One incident, a chance word, in a retrospect of that time, afterwards stood out in Elizabeth's mind, though at the moment it seemed to make but a slight impression.
It was one Sunday afternoon when a number of people, Paul Halleck among them, had dropped in to afternoon tea, and the conversation happened to turn upon palmistry. Elizabeth did not proffer her own experience. She listened silently to what the others said on the subject.
"I can't say I have implicit faith in it," observed Mrs.
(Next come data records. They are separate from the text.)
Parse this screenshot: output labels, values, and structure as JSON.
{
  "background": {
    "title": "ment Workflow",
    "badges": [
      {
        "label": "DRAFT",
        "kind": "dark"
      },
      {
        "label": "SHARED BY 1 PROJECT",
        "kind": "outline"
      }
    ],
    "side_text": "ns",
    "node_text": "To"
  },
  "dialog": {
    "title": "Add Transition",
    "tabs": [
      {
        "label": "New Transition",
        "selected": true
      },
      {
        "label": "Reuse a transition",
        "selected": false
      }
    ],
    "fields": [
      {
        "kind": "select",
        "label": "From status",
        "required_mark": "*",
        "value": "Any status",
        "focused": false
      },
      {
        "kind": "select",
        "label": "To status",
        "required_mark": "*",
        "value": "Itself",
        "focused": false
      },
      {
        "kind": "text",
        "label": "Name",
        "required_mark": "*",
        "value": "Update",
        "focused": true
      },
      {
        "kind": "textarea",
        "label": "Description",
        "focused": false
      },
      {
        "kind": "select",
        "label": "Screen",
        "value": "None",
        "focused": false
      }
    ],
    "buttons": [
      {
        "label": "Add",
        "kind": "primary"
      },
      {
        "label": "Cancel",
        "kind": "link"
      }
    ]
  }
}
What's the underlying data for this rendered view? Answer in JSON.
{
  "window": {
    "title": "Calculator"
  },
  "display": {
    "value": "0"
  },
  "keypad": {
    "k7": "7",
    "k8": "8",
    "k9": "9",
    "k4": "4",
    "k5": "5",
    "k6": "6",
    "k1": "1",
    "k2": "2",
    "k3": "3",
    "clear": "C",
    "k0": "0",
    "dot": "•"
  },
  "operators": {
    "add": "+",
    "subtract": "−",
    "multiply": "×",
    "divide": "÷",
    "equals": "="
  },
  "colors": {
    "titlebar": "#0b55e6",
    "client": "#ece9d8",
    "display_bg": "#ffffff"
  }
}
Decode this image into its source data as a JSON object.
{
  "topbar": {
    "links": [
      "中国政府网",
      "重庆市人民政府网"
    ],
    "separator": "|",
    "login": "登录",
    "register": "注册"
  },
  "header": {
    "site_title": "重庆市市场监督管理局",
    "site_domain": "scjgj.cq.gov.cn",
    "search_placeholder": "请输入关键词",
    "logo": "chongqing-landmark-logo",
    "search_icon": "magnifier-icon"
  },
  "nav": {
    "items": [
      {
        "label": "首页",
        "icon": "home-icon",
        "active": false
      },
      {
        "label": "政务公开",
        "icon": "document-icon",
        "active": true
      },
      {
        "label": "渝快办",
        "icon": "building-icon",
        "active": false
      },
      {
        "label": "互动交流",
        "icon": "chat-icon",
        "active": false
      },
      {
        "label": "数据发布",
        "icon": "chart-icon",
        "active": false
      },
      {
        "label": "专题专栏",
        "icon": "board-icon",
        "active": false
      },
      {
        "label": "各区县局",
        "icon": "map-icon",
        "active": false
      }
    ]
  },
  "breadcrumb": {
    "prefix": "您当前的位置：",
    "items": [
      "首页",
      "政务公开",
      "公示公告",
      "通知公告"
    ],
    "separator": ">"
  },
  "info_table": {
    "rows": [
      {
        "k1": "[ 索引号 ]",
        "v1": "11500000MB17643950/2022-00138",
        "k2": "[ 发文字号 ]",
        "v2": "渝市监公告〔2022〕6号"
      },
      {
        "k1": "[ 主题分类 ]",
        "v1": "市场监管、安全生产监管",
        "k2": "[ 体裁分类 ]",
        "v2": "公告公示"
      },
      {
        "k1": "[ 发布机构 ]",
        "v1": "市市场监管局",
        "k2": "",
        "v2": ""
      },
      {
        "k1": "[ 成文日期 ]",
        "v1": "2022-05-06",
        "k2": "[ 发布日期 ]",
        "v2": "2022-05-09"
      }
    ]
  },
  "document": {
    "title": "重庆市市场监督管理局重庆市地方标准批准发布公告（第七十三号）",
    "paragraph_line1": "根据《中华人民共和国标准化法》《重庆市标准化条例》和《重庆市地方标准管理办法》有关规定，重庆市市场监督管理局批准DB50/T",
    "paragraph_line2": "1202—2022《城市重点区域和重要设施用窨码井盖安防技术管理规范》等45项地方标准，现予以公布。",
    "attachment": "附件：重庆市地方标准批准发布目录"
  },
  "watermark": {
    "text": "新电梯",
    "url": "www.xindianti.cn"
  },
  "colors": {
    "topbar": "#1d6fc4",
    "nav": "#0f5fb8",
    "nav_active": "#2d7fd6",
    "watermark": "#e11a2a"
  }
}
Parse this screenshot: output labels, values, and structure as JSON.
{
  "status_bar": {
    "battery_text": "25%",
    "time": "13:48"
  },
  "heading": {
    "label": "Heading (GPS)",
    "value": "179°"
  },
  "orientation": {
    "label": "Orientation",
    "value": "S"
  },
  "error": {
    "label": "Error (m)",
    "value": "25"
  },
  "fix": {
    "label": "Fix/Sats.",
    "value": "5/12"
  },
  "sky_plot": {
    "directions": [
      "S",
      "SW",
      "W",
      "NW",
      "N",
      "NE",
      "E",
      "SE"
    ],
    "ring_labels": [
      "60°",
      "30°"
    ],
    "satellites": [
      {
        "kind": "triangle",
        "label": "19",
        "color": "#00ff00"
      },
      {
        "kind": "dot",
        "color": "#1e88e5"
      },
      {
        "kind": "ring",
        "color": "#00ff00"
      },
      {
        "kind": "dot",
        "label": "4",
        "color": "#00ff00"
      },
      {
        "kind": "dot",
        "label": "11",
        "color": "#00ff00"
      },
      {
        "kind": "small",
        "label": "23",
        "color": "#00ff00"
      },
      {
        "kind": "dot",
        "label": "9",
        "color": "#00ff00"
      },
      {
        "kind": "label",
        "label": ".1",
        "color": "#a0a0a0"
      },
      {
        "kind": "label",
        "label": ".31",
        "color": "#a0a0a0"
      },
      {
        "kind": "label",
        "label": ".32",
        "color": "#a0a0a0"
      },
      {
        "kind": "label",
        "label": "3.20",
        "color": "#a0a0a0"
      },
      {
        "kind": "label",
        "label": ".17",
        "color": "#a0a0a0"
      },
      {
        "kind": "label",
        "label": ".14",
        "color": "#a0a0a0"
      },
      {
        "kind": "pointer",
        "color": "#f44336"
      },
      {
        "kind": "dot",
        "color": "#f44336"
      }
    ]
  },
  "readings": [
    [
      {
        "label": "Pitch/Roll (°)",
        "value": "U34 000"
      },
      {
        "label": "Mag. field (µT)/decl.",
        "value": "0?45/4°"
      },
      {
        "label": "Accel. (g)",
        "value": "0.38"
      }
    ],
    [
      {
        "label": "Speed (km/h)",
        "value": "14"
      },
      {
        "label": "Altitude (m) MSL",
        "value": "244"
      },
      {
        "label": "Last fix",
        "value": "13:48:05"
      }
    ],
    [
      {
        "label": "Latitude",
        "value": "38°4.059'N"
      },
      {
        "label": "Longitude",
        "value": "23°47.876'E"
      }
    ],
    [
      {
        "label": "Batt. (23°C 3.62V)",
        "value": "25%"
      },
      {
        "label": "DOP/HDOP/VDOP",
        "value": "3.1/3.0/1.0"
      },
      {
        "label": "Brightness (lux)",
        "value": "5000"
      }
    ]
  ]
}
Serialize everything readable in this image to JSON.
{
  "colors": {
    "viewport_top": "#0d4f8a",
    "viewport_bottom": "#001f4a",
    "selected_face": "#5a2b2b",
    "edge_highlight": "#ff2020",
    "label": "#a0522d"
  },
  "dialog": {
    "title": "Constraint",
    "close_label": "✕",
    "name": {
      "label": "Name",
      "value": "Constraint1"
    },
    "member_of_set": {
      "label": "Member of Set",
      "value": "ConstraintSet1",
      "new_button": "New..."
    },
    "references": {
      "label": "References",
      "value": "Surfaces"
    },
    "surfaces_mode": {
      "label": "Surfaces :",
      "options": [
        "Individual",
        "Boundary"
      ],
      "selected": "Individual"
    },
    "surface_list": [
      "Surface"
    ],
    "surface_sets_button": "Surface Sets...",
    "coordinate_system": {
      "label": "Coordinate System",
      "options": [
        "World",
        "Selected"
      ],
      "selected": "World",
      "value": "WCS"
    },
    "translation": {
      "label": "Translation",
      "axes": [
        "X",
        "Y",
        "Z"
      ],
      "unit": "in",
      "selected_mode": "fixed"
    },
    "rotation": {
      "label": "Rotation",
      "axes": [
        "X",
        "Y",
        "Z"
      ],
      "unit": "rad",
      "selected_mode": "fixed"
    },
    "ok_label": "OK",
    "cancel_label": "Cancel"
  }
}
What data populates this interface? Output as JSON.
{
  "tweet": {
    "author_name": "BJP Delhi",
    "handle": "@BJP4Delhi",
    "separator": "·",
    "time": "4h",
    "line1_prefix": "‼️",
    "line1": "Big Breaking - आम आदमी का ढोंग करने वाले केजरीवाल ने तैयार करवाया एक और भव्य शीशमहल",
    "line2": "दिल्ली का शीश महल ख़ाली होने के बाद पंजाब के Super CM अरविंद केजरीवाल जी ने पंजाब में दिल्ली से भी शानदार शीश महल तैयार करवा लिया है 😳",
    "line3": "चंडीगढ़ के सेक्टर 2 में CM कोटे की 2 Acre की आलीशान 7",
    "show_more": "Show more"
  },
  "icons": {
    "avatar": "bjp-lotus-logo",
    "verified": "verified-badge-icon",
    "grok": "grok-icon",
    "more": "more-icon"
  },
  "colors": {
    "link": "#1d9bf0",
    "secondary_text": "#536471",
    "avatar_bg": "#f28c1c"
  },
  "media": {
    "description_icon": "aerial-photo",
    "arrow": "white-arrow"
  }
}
Bobby. "I was told by a fortune-teller that I should marry a dark man, who would beat me and treat me horribly; and as you see, I've married a fair man—who treats me pretty well on the whole."
Bobby, who was leaning against the mantel-piece his tea-cup in his hand, smiled serenely.
"Don't boast too soon, Eleanor," he said, lazily, "there's no knowing what brutal tendencies I may develop yet."
Mrs. Hartington, who was seated near him on a low chair, looked up into his face with a sympathetic smile. "Are you one of those long-suffering husbands who turn at last, Mr. Van Antwerp?" she asked, sweetly. "It would be good discipline, I think, for Eleanor not to have her own way always."
Bobby looked down at her coolly for a moment with his calm blue eyes. "No doubt, it would be good discipline for all of us, Mrs. Hartington," he said, in his pleasant, clear-cut tones, "but as my wife's way and mine are generally the same, I'm afraid I'm not likely to inflict it."
Mrs. Hartington looked down with an injured air, adding another to her list of grievances against her dear friend and neighbor, Eleanor Van Antwerp.
"I should never go to a common fortune-teller, my dear," she observed in a louder tone, for the benefit of the assembled company. "Yours was probably just an ignorant person. But I did go to ——, who, you know, charges a small fortune, and he told me the most extraordinary things. I have perfect confidence in him; every one I know thinks him quite infallible."
"Do they?" said Paul Halleck, suddenly turning from the piano. He shrugged his shoulders. "I devoutly hope you are mistaken," he said. "—— read my hand in Paris, and told me some very unpleasant things; among others that I was probably destined to a violent death. This year of my life, by the way—the twenty-seventh—was to be my fatal year."